Personnes concernées
Les enfants mineurs sont directement concernés par la mesure, car elle vise à mieux prendre en compte leur intérêt et leur parole dans les procédures de non-représentation. Les parents, en particulier ceux qui ont la résidence fixée de l'enfant, sont également affectés, car la loi cherche à les protéger des stratégies de harcèlement judiciaire de l'autre parent. De plus, les pères peuvent être impactés par la révision des sanctions liées au délit de non-représentation, qui pourrait limiter les abus de ce délit en tant qu'outil de harcèlement.
Dispositions clés
- Exclusion de la citation directe. L'article 1 de la proposition de loi exclut le recours à la citation directe pour le délit de non-représentation d'enfant, afin de prévenir son utilisation comme outil de harcèlement judiciaire.

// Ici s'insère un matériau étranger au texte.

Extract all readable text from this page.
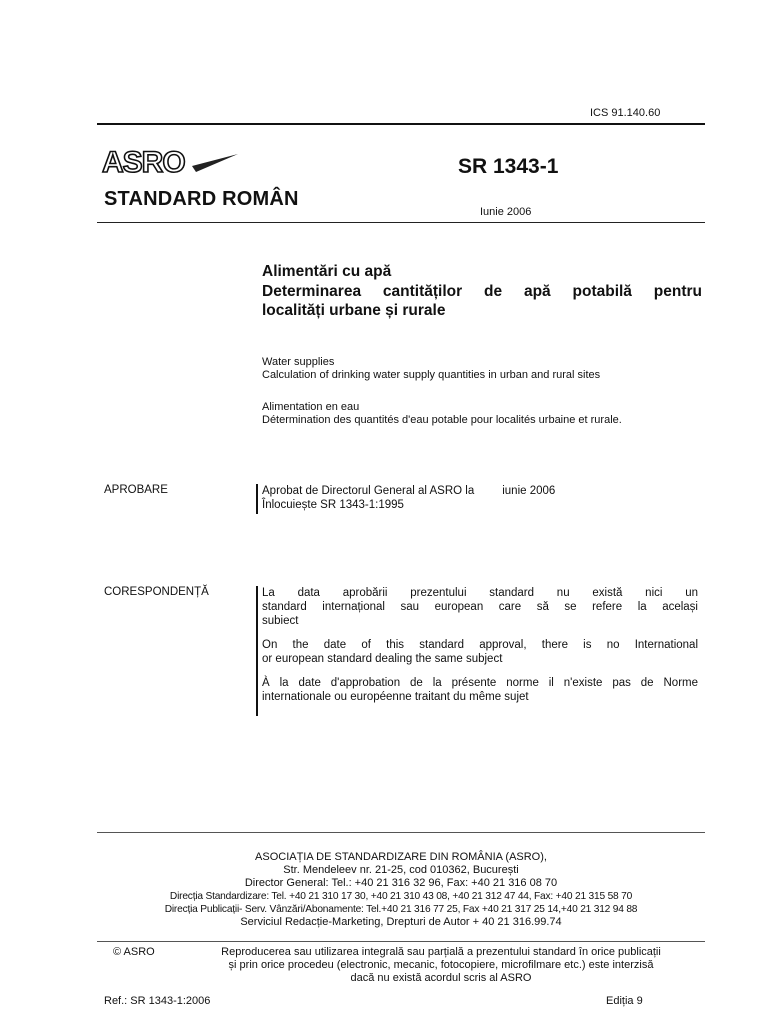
ICS 91.140.60
ASRO	SR 1343-1
STANDARD ROMÂN
Iunie 2006
Alimentări cu apă
Determinarea cantităților de apă potabilă pentru
localități urbane și rurale
Water supplies
Calculation of drinking water supply quantities in urban and rural sites
Alimentation en eau
Détermination des quantités d'eau potable pour localités urbaine et rurale.
APROBARE	Aprobat de Directorul General al ASRO la iunie 2006
Înlocuiește SR 1343-1:1995
CORESPONDENȚĂ	La data aprobării prezentului standard nu există nici un
standard internațional sau european care să se refere la același
subiect
On the date of this standard approval, there is no International
or european standard dealing the same subject
À la date d'approbation de la présente norme il n'existe pas de Norme
internationale ou européenne traitant du même sujet
ASOCIAȚIA DE STANDARDIZARE DIN ROMÂNIA (ASRO),
Str. Mendeleev nr. 21-25, cod 010362, București
Director General: Tel.: +40 21 316 32 96, Fax: +40 21 316 08 70
Direcția Standardizare: Tel. +40 21 310 17 30, +40 21 310 43 08, +40 21 312 47 44, Fax: +40 21 315 58 70
Direcția Publicații- Serv. Vânzări/Abonamente: Tel.+40 21 316 77 25, Fax +40 21 317 25 14,+40 21 312 94 88
Serviciul Redacție-Marketing, Drepturi de Autor + 40 21 316.99.74
© ASRO	Reproducerea sau utilizarea integrală sau parțială a prezentului standard în orice publicații
și prin orice procedeu (electronic, mecanic, fotocopiere, microfilmare etc.) este interzisă
dacă nu există acordul scris al ASRO
Ref.: SR 1343-1:2006	Ediția 9
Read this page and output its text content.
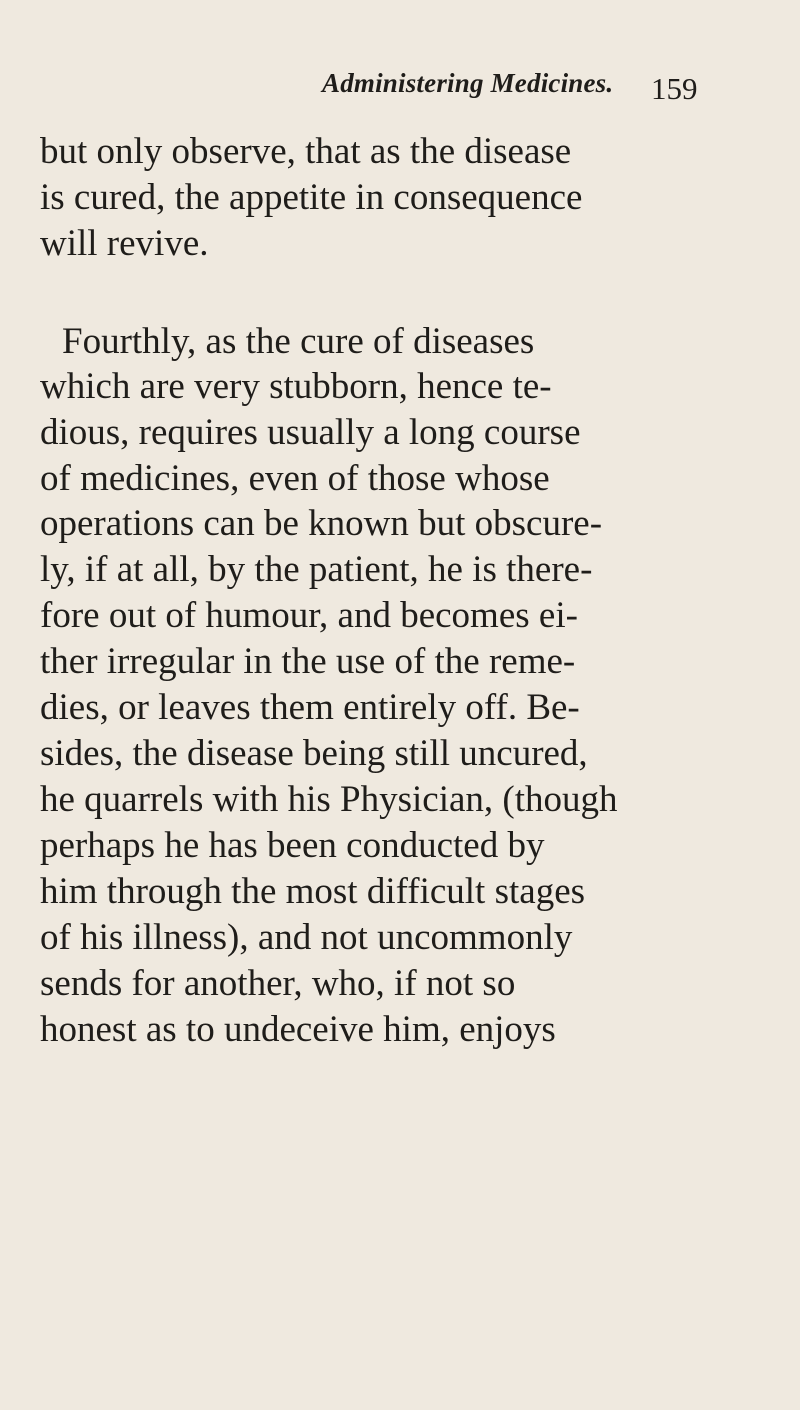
Administering Medicines. 159
but only observe, that as the disease
is cured, the appetite in consequence
will revive.
Fourthly, as the cure of diseases
which are very stubborn, hence te-
dious, requires usually a long course
of medicines, even of those whose
operations can be known but obscure-
ly, if at all, by the patient, he is there-
fore out of humour, and becomes ei-
ther irregular in the use of the reme-
dies, or leaves them entirely off. Be-
sides, the disease being still uncured,
he quarrels with his Physician, (though
perhaps he has been conducted by
him through the most difficult stages
of his illness), and not uncommonly
sends for another, who, if not so
honest as to undeceive him, enjoys
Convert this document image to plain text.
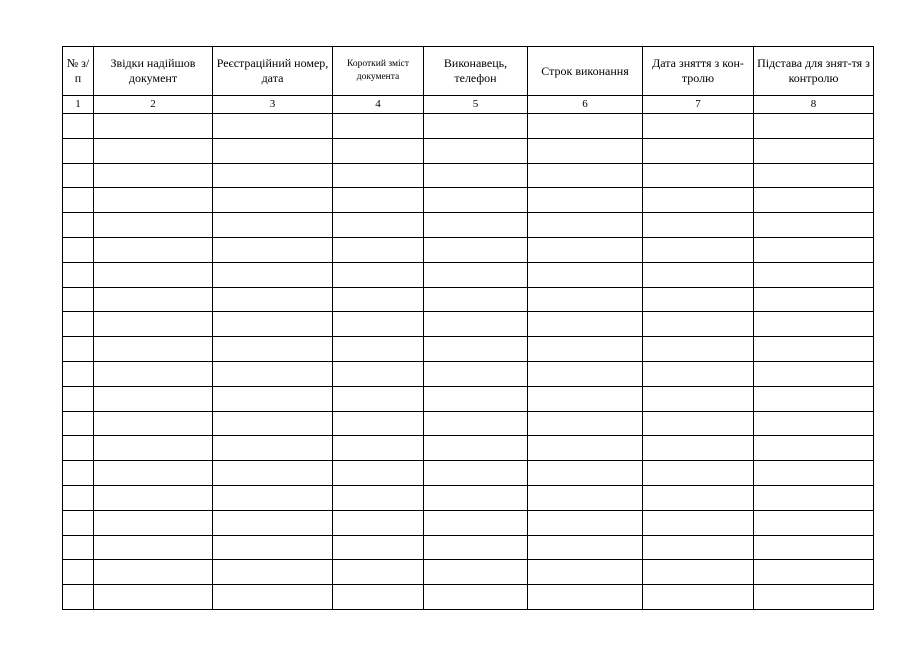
№ з/п	Звідки надійшов документ	Реєстраційний номер, дата	Короткий зміст документа	Виконавець, телефон	Строк виконання	Дата зняття з кон-тролю	Підстава для знят-тя з контролю

1	2	3	4	5	6	7	8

- Audition des enfants. L'article 2 prévoit que le ou les enfants soient auditionnés dans les procédures liées à l'article 227-5 du code pénal, afin de mieux prendre en compte leur parole et leur intérêt.

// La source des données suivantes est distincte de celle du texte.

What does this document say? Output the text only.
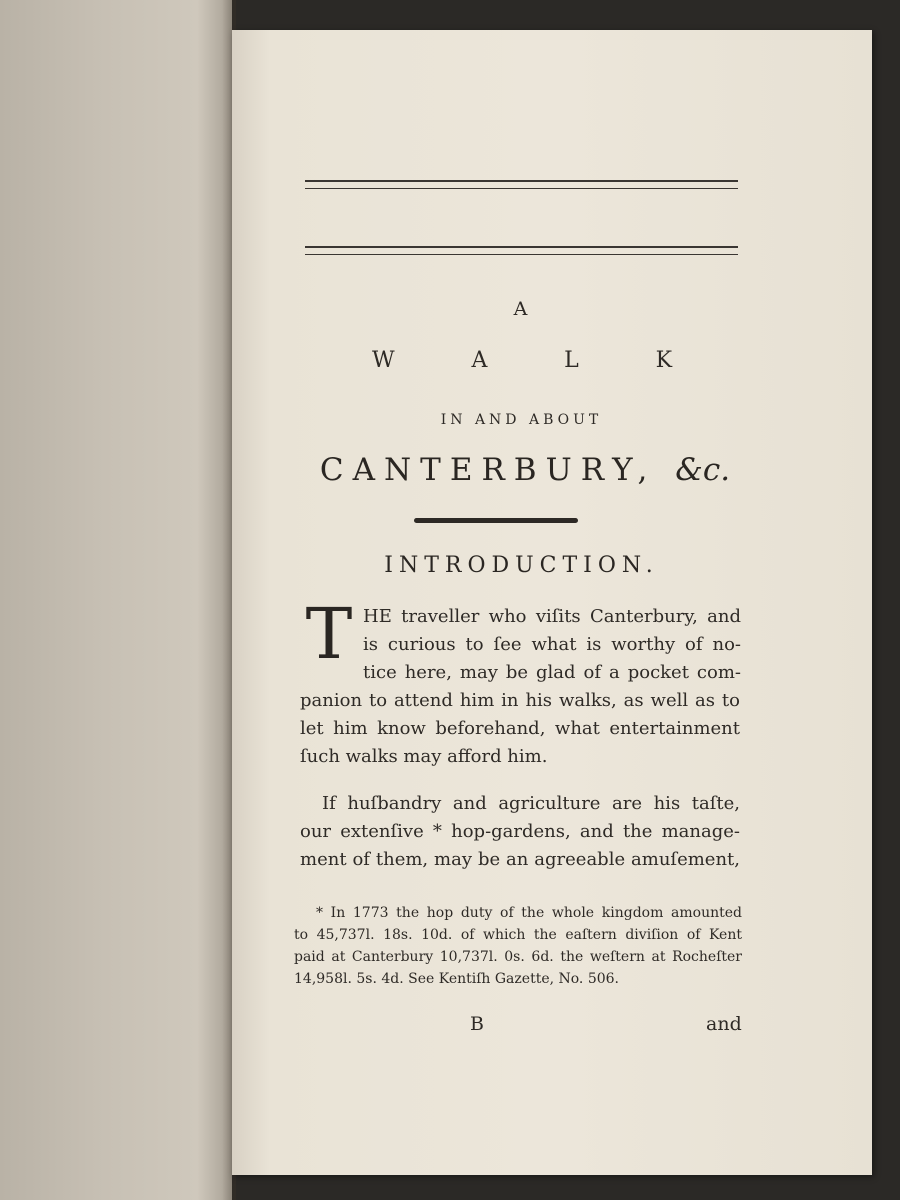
A
W	A	L	K
IN AND ABOUT
CANTERBURY, &c.
INTRODUCTION.
T HE traveller who viſits Canterbury, and
is curious to ſee what is worthy of no-
tice here, may be glad of a pocket com-
panion to attend him in his walks, as well as to
let him know beforehand, what entertainment
ſuch walks may afford him.
If huſbandry and agriculture are his taſte,
our extenſive * hop-gardens, and the manage-
ment of them, may be an agreeable amuſement,
* In 1773 the hop duty of the whole kingdom amounted
to 45,737l. 18s. 10d. of which the eaſtern diviſion of Kent
paid at Canterbury 10,737l. 0s. 6d. the weſtern at Rocheſter
14,958l. 5s. 4d. See Kentiſh Gazette, No. 506.
B	and
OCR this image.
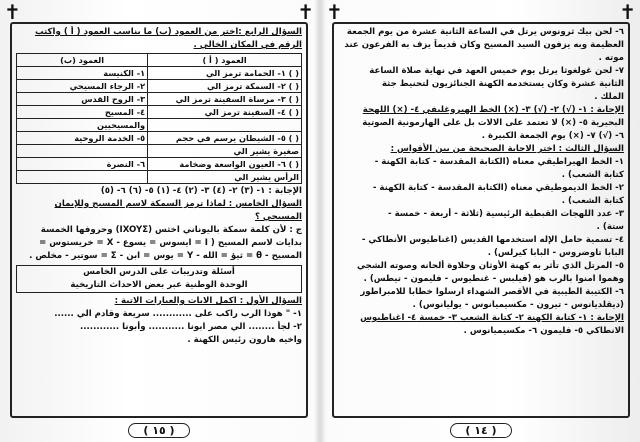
✝	✝
السؤال الرابع :اختر من العمود (ب) ما يناسب العمود ( أ ) واكتب
الرقم في المكان الخالي .
العمود ( أ )	العمود (ب)
( ) ١- الحمامة ترمز الي	١- الكنيسة
( ) ٢- السمكة ترمز الي	٢- الرجاء المسيحي
( ) ٣- مرساة السفينة ترمز الي	٣- الروح القدس
( ) ٤- السفينة ترمز الي	٤- المسيح
	والمسيحيين
( ) ٥- الشيطان يرسم في حجم	٥- الخدمة الروحية
صغيرة يشير الي	
( ) ٦- العيون الواسعة وضخامة	٦- النصرة
الرأس يشير الي	
الإجابة : ١- (٣) ٢- (٤) ٣- (٢) ٤- (١) ٥- (٦) ٦- (٥)
السؤال الخامس : لماذا ترمز السمكة لاسم المسيح وللإيمان
المسيحي ؟
ج : لأن كلمة سمكة باليوناني اخثس (IXOYΣ) وحروفها الخمسة
بدايات لاسم المسيح ( I = ايسوس = يسوع - X = خريستوس =
المسيح - θ = ثيؤ = الله - Y = يوس = ابن - Σ = سوتير - مخلص .
أسئلة وتدريبات على الدرس الخامس
الوحدة الوطنية عبر بعض الاحداث التاريخية
السؤال الأول : اكمل الايات والعبارات الاتية :
١- " هوذا الرب راكب على ............ سريعة وقادم الي ......
٢- لجأ ........ الي مصر ابونا ........... وأبونا ............
واخيه هارون رئيس الكهنة .
( ١٥ )
✝	✝
٦- لحن بيك ثرونوس يرتل في الساعة الثانية عشرة من يوم الجمعة
العظيمة وبه يزفون السيد المسيح وكان قديماً يزف به الفرعون عند
موته .
٧- لحن غولغوثا يرتل يوم خميس العهد في نهاية صلاة الساعة
الثانية عشرة وكان يستخدمه الكهنة الجنائزيون لتحنيط جثة
الملك .
الإجابة : ١- (√) ٢- (√) ٣- (×) الخط الهيروغليفي ٤- (×) اللهجة
البحيرية ٥- (×) لا تعتمد على الالات بل على الهارمونية الصوتية
٦- (√) ٧- (×) يوم الجمعة الكبيرة .
السؤال الثالث : اختر الاجابة الصحيحة من بين الأقواس :
١- الخط الهيراطيقي معناه (الكتابة المقدسة - كتابة الكهنة -
كتابة الشعب) .
٢- الخط الديموطيقي معناه (الكتابة المقدسة - كتابة الكهنة -
كتابة الشعب) .
٣- عدد اللهجات القبطية الرئيسية (ثلاثة - أربعة - خمسة -
ستة) .
٤- تسمية حامل الإله استخدمها القديس (اغناطيوس الأنطاكي -
البابا تاوضروس - البابا كيرلس) .
٥- المرتل الذي تأثر به كهنة الأوثان وحلاوة ألحانه وصوته الشجي
وهموا امنوا بالرب هو (فيلبس - غنطيوس - فليمون - تيطس) .
٦- الكتيبة الطيبية في الأقصر الشهداء ارسلوا خطابا للامبراطور
(ديقلديانوس - تيرون - مكسيميانوس - يوليانوس) .
الإجابة : ١- كتابة الكهنة ٢- كتابة الشعب ٣- خمسة ٤- اغناطيوس
الانطاكي ٥- فليمون ٦- مكسيميانوس .
( ١٤ )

- Amende civile pour non-exercice du droit de visite. L'article 3 introduit une amende civile pour le parent qui ne respecte pas son droit de visite et d'hébergement, visant à responsabiliser le parent n'ayant pas la garde principale.
Impact budgétaire
Non applicable : Pas d'estimation budgétaire indépendante disponible pour ce texte
Dates d'entrée en vigueur
Non applicable : L'exposé des motifs n'aborde pas les dates d'entrée en vigueur
Lien avec le droit existant
Cette proposition de loi vise à réformer l'article 227-5 du code pénal, qui sanctionne le délit de non-représentation d'enfant. Elle cherche à mieux prendre en compte l'intérêt de l'enfant et à protéger le parent chez qui la résidence de l'enfant a été fixée des abus potentiels de l'autre parent.
Objet déclaré
Cette proposition de loi vise à réformer le délit de non-représentation d'enfant pour mieux prendre en compte l'intérêt et la parole de l'enfant, tout en protégeant le parent chez qui la résidence de l'enfant est fixée des stratégies de harcèlement judiciaire de l'autre parent. Elle cherche également à garantir que l'intérêt de l'enfant soit réévalué au moment où le juge pénal est saisi, afin d'éviter que ce délit ne soit utilisé comme un outil de harcèlement.